Fotogenia y popularidad
Tras una primera etapa en Tanzania, Goodall regresó a Londres, donde estudió primatología junto a dos autoridades en la materia: Osman Hill y John Napier. Gracias a esta base teórica, pudo regresar a África con un criterio mucho más firme como investigadora.
No obstante, los reportajes que le dedicó National Geographic revelaron otra faceta inesperada. Al interactuar con los chimpancés, Goodall fascinaba al público de la época como si fuera una actriz o una modelo.
Esa naturalidad frente a la cámara y sus modales refinados, casi aristocráticos, apasionaron a una audiencia a la que no se le escapaba otro detalle: en 1964 Goodall se convirtió en baronesa tras casarse con un noble holandés, el fotógrafo y naturalista Hugo van Lawick, responsable del film que apuntaló su celebridad, Miss Goodall and the Wild Chimpanzees (1962).
Este impacto popular, muy útil a la hora de recaudar fondos, no debe ocultar su incansable trabajo intelectual.
Para empezar, Goodall se doctoró en etología en Cambridge. Esa rama de la biología y de la psicología experimental, popularizada por el etólogo Konrad Lorenz, era primordial para su trabajo de campo. En paralelo, también recurrió a otra especialidad académica de nombre similar a la etología: la ecología, consagrada al estudio de los ecosistemas.

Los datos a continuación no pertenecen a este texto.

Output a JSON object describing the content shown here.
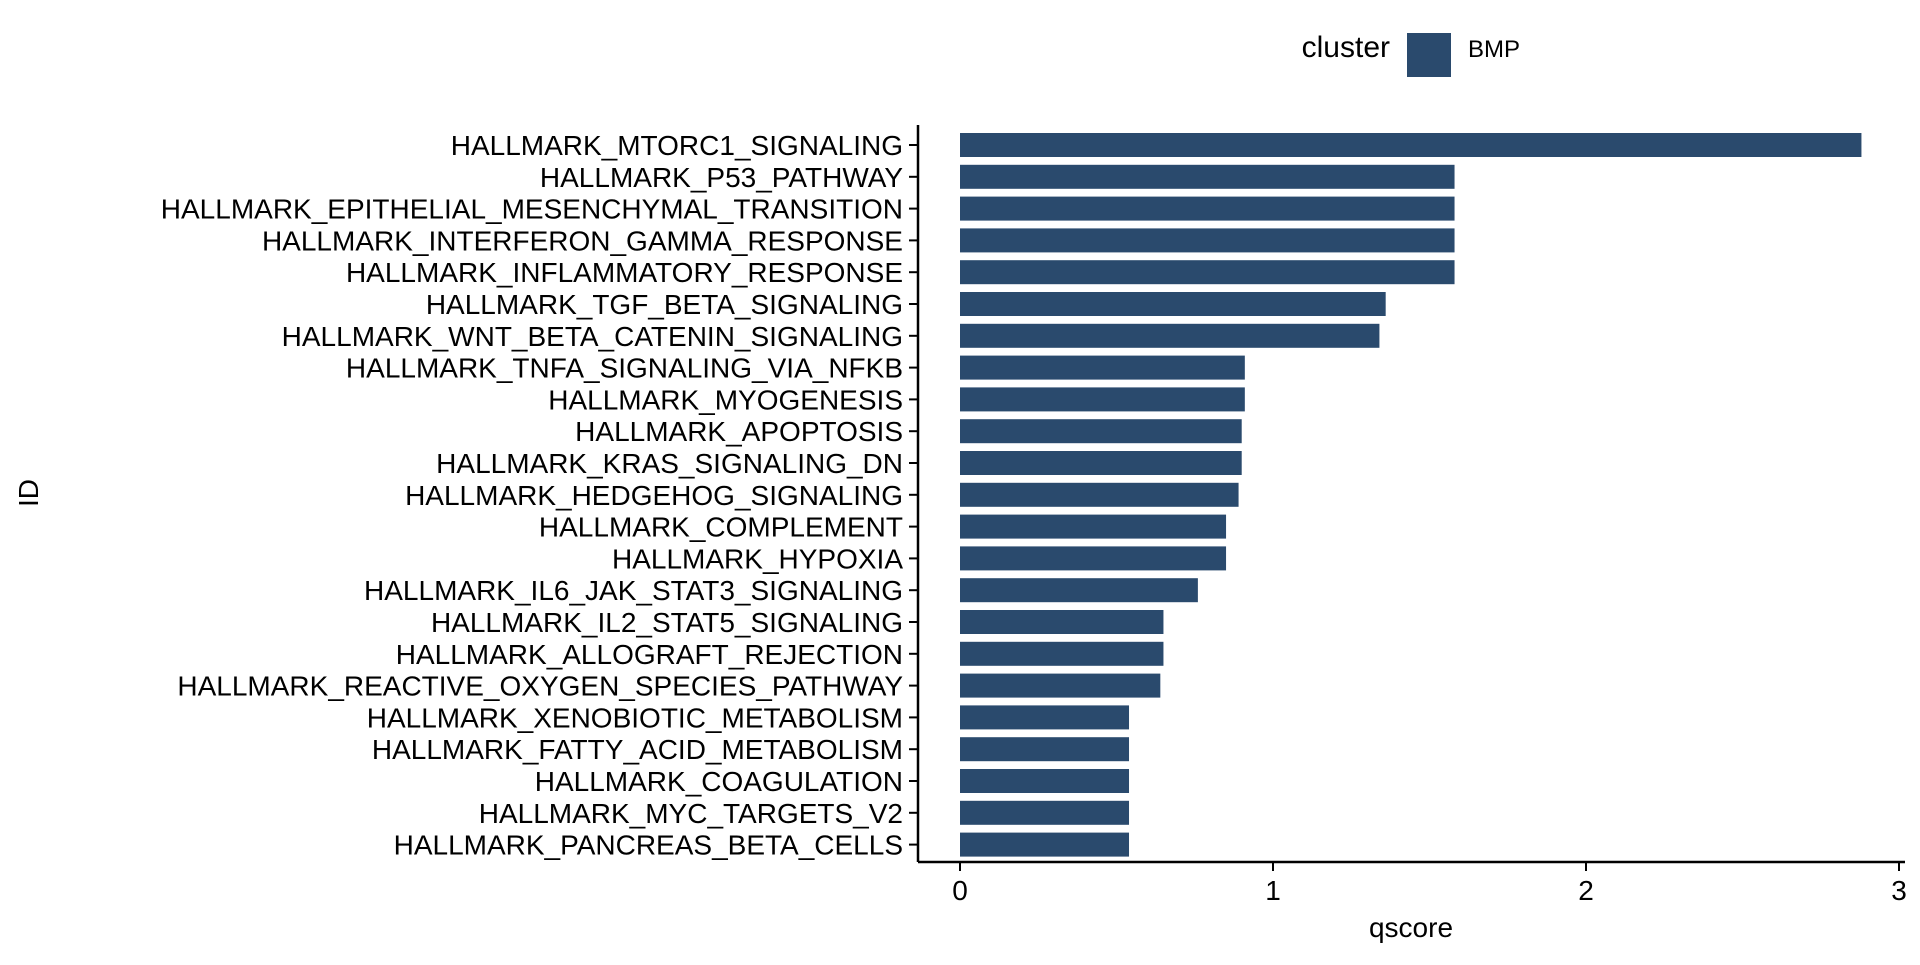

El discreto pueblo de la jungla
La base de operaciones de Jane Goodall siempre ha sido el Parque Nacional del Gombe Stream, en Tanzania, donde, a lo largo de más de medio siglo, ha analizado la vida cotidiana de los chimpancés. Las conclusiones de esa labor cambiaron nuestra perspectiva de los grandes simios.

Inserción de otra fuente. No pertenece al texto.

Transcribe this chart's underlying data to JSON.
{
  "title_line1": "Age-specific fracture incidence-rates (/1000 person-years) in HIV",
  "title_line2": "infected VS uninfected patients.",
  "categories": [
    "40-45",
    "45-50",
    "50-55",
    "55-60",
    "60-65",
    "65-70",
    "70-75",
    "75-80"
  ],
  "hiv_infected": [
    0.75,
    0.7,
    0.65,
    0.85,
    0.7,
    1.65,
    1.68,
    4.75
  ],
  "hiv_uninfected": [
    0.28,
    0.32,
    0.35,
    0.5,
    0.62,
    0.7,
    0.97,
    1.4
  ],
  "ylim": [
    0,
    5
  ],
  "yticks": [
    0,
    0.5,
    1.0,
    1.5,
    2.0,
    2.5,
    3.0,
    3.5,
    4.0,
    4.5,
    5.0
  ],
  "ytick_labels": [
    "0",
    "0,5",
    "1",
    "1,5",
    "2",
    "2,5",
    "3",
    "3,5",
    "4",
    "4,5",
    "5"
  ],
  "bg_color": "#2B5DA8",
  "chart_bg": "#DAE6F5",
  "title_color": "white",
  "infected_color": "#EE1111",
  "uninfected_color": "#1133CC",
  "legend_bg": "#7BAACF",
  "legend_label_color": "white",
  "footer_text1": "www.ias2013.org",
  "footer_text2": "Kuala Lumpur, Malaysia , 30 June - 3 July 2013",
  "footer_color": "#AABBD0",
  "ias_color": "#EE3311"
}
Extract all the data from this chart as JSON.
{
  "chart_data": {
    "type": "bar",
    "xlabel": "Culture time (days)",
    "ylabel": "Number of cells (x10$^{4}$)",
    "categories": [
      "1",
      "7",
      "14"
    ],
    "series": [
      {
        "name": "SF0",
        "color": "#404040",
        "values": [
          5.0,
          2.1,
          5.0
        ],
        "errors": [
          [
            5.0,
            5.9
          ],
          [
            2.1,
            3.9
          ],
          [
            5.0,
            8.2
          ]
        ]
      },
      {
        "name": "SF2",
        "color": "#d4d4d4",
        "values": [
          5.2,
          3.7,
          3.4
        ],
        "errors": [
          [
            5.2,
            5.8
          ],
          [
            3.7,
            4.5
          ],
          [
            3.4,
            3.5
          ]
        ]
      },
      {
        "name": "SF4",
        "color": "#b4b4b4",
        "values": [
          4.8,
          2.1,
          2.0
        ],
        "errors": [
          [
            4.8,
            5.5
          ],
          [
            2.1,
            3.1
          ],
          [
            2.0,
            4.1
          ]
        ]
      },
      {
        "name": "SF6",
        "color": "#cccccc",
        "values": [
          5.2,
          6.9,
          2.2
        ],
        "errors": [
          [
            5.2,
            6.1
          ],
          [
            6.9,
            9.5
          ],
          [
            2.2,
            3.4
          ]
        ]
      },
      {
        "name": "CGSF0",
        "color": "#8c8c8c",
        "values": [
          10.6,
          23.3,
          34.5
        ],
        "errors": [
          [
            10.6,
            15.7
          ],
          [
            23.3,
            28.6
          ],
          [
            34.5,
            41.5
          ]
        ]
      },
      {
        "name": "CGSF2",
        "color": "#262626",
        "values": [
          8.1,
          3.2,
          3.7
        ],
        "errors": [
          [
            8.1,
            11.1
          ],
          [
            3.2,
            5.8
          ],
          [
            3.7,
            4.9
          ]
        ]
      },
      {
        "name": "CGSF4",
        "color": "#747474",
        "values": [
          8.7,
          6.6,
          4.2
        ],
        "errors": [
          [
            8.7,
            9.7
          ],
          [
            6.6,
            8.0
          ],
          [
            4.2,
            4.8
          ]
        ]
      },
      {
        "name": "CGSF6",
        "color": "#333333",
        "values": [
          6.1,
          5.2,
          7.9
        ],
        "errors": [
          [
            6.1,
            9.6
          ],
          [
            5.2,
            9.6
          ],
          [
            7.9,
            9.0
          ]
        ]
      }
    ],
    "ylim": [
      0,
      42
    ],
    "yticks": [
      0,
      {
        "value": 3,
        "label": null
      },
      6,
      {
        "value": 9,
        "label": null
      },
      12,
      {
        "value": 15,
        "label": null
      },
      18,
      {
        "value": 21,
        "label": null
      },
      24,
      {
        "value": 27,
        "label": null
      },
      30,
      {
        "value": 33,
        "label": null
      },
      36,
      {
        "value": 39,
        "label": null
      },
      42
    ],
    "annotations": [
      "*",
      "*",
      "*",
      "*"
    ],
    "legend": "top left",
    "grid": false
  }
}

Como intuyó Leakey, los chimpancés se comportan de una manera que evoca a nuestros antepasados. Goodall comprobó que estos animales emprenden guerras tribales, manejan herramientas con sorprendente precisión y desarrollan interacciones sociales muy complejas.
Todo ello figura en el libro donde ella resumió estas investigaciones, En la senda del hombre (1971), un clásico de la literatura científica, traducido a 48 idiomas.
Estos hallazgos también fueron avalados por otros estudios pioneros, como el llevado a término por un investigador admirable, el español Jordi Sabater Pi, encargado de llevar al gorila blanco Copito de Nieve al Zoo de Barcelona. Precisamente, fue Sabater Pi quien descubrió en 1966 cómo usaban herramientas los chimpancés de las montañas de Okorobikó, en Guinea Ecuatorial.
No cabe duda de que la primatología ha adquirido relevancia científica gracias a la popularidad de Goodall. Felizmente, su labor en la jungla ha sido una continua fuente de inspiración para varias generaciones de biólogos.
Por desgracia, como ella misma advierte, los ecosistemas africanos siguen bajo amenaza: «Desde que empecé a viajar por África y a hablar sobre las amenazas de los chimpancés ‒explicaba en 2015‒, la situación ha empeorado mucho. La tala ilegal ha crecido, se han destruido miles y miles de hectáreas de bosque, se sigue cazando para el comercio ilegal de animales, y las enfermedades transportadas por los humanos siguen siendo dañinas en las poblaciones salvajes».
Frente a estas desgracias, convendría recuperar aquella idea optimista que expresaba Azorín en Clásicos y modernos (1913): la sensibilidad humana progresa a medida que se va haciendo menos cruel y más benévola, más comprensiva y menos violenta. «Un poco más de sensibilidad ‒escribe Azorín‒; eso es el progreso humano. Es decir, un poco más de inteligencia».